Rom (SID) - Die Ankläger des Nationalen Olmypischen Komitees Italiens (CONI) haben eine zweijährige Sperre für den früheren Straßenrad-Weltmeister Alessandro Ballan gefordert. Nach Ermittlungen der Staatsanwaltschaft Mantua soll der 34 Jahre alte BMC-Profi in seiner Zeit beim Team Lampre (bis 2009) gegen das italienische Anti-Doping-Gesetz und damit auch gegen die Richtlinien der Welt-Anti-Doping-Agentur (WADA) verstoßen haben.

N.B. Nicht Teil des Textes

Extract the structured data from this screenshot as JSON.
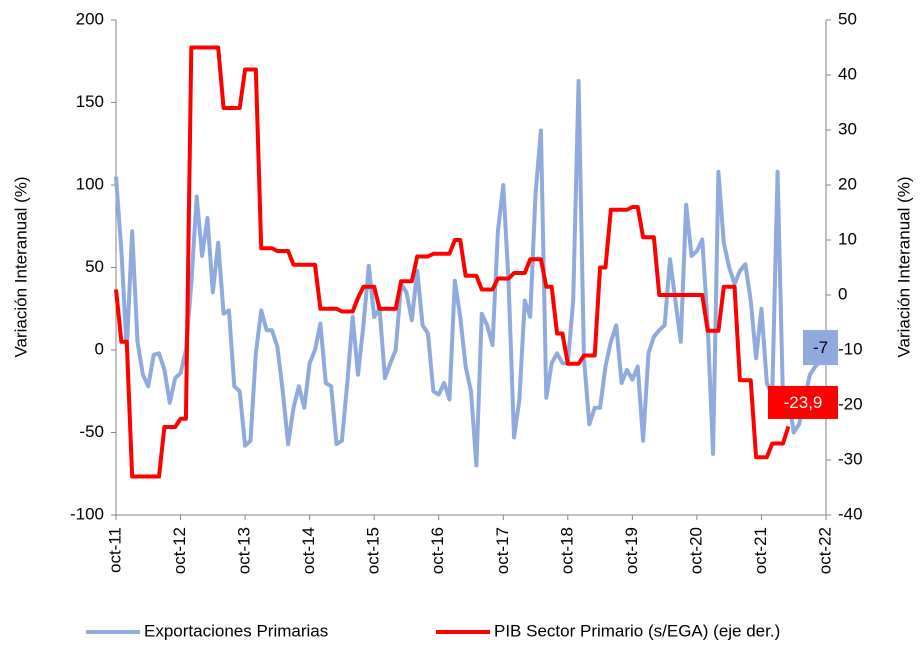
{
  "chart_data": {
    "type": "line",
    "y_label": "Variación Interanual (%)",
    "y2_label": "Variación Interanual (%)",
    "categories": [
      "oct-11",
      null,
      null,
      null,
      null,
      null,
      null,
      null,
      null,
      null,
      null,
      null,
      "oct-12",
      null,
      null,
      null,
      null,
      null,
      null,
      null,
      null,
      null,
      null,
      null,
      "oct-13",
      null,
      null,
      null,
      null,
      null,
      null,
      null,
      null,
      null,
      null,
      null,
      "oct-14",
      null,
      null,
      null,
      null,
      null,
      null,
      null,
      null,
      null,
      null,
      null,
      "oct-15",
      null,
      null,
      null,
      null,
      null,
      null,
      null,
      null,
      null,
      null,
      null,
      "oct-16",
      null,
      null,
      null,
      null,
      null,
      null,
      null,
      null,
      null,
      null,
      null,
      "oct-17",
      null,
      null,
      null,
      null,
      null,
      null,
      null,
      null,
      null,
      null,
      null,
      "oct-18",
      null,
      null,
      null,
      null,
      null,
      null,
      null,
      null,
      null,
      null,
      null,
      "oct-19",
      null,
      null,
      null,
      null,
      null,
      null,
      null,
      null,
      null,
      null,
      null,
      "oct-20",
      null,
      null,
      null,
      null,
      null,
      null,
      null,
      null,
      null,
      null,
      null,
      "oct-21",
      null,
      null,
      null,
      null,
      null,
      null,
      null,
      null,
      null,
      null,
      null,
      "oct-22"
    ],
    "series": [
      {
        "name": "Exportaciones Primarias",
        "color": "#8faadc",
        "values": [
          105,
          60,
          0,
          72,
          5,
          -15,
          -22,
          -3,
          -2,
          -12,
          -32,
          -17,
          -14,
          0,
          40,
          93,
          57,
          80,
          35,
          65,
          22,
          24,
          -22,
          -25,
          -58,
          -55,
          -2,
          24,
          12,
          12,
          2,
          -25,
          -57,
          -35,
          -22,
          -35,
          -8,
          0,
          16,
          -20,
          -22,
          -57,
          -55,
          -20,
          20,
          -15,
          15,
          51,
          20,
          25,
          -17,
          -8,
          0,
          40,
          35,
          18,
          48,
          15,
          10,
          -25,
          -27,
          -20,
          -30,
          42,
          20,
          -10,
          -25,
          -70,
          22,
          15,
          3,
          72,
          100,
          40,
          -53,
          -30,
          30,
          20,
          95,
          133,
          -29,
          -8,
          -2,
          -8,
          -8,
          30,
          163,
          -5,
          -45,
          -35,
          -35,
          -10,
          5,
          15,
          -20,
          -12,
          -18,
          -10,
          -55,
          -2,
          8,
          12,
          15,
          55,
          30,
          5,
          88,
          57,
          60,
          67,
          15,
          -63,
          108,
          65,
          50,
          40,
          48,
          52,
          30,
          -5,
          25,
          -20,
          -28,
          108,
          -30,
          -28,
          -50,
          -45,
          -30,
          -15,
          -10,
          -7,
          null
        ]
      },
      {
        "name": "PIB Sector Primario (s/EGA) (eje der.)",
        "color": "#ff0000",
        "axis": "y2",
        "values": [
          1,
          -8.5,
          -8.5,
          -33,
          -33,
          -33,
          -33,
          -33,
          -33,
          -24,
          -24,
          -24,
          -22.5,
          -22.5,
          45,
          45,
          45,
          45,
          45,
          45,
          34,
          34,
          34,
          34,
          41,
          41,
          41,
          8.5,
          8.5,
          8.5,
          8,
          8,
          8,
          5.5,
          5.5,
          5.5,
          5.5,
          5.5,
          -2.5,
          -2.5,
          -2.5,
          -2.5,
          -3,
          -3,
          -3,
          -0.5,
          1.5,
          1.5,
          1.5,
          -2.5,
          -2.5,
          -2.5,
          -2.5,
          2.5,
          2.5,
          2.5,
          7,
          7,
          7,
          7.5,
          7.5,
          7.5,
          7.5,
          10,
          10,
          3.5,
          3.5,
          3.5,
          1,
          1,
          1,
          3,
          3,
          3,
          4,
          4,
          4,
          6.5,
          6.5,
          6.5,
          1.5,
          1.5,
          -7,
          -7,
          -12.5,
          -12.5,
          -12.5,
          -11,
          -11,
          -11,
          5,
          5,
          15.5,
          15.5,
          15.5,
          15.5,
          16,
          16,
          10.5,
          10.5,
          10.5,
          0,
          0,
          0,
          0,
          0,
          0,
          0,
          0,
          0,
          -6.5,
          -6.5,
          -6.5,
          1.5,
          1.5,
          1.5,
          -15.5,
          -15.5,
          -15.5,
          -29.5,
          -29.5,
          -29.5,
          -27,
          -27,
          -27,
          -23.9,
          null,
          null,
          null,
          null,
          null,
          null,
          null
        ],
        "value_labels": [
          null,
          null,
          null,
          null,
          null,
          null,
          null,
          null,
          null,
          null,
          null,
          null,
          null,
          null,
          null,
          null,
          null,
          null,
          null,
          null,
          null,
          null,
          null,
          null,
          null,
          null,
          null,
          null,
          null,
          null,
          null,
          null,
          null,
          null,
          null,
          null,
          null,
          null,
          null,
          null,
          null,
          null,
          null,
          null,
          null,
          null,
          null,
          null,
          null,
          null,
          null,
          null,
          null,
          null,
          null,
          null,
          null,
          null,
          null,
          null,
          null,
          null,
          null,
          null,
          null,
          null,
          null,
          null,
          null,
          null,
          null,
          null,
          null,
          null,
          null,
          null,
          null,
          null,
          null,
          null,
          null,
          null,
          null,
          null,
          null,
          null,
          null,
          null,
          null,
          null,
          null,
          null,
          null,
          null,
          null,
          null,
          null,
          null,
          null,
          null,
          null,
          null,
          null,
          null,
          null,
          null,
          null,
          null,
          null,
          null,
          null,
          null,
          null,
          null,
          null,
          null,
          null,
          null,
          null,
          null,
          null,
          null,
          null,
          null,
          null,
          "-23,9",
          null,
          null,
          null,
          null,
          null,
          null,
          null
        ]
      }
    ],
    "ylim": [
      -100,
      200
    ],
    "yticks": [
      -100,
      -50,
      0,
      50,
      100,
      150,
      200
    ],
    "y2lim": [
      -40,
      50
    ],
    "y2ticks": [
      -40,
      -30,
      -20,
      -10,
      0,
      10,
      20,
      30,
      40,
      50
    ],
    "legend": "bottom"
  }
}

Gleichsam empfahl das CONI im Zuge der "Mantua-Affäre" lebenslange Sperren gegen den Apotheker Guido Nigrelli und den Arzt Fiorenzo Egeo Bonazzi, die Doping bei Lampre unterstützt haben sollen. Ab dem 10. September müssen sich zudem sieben aktuelle und frühere Lampre-Mitarbeiter im Zusammenhang mit dem Fall vor einem ordentlichen Gericht erklären, darunter Ballan und der frühere Giro-Sieger Damiano Cunego.

Für Ballan könnte eine Sperre das Ende der Karriere beenden, die schon 2012 auf der Kippe stand. Kurz vor dem Jahreswechsel war der Weltmeister von 2008 im Training schwer gestürzt, hatte sich zweimal das linke Bein sowie eine Rippe gebrochen, später mussten die Milz und der Blinddarm entfernt werden. Nach einer halbjährigen Pause feierte Ballan im Sommer sein Comeback, musste wegen anhaltender Unterleibs-Beschwerden erneut operiert werden.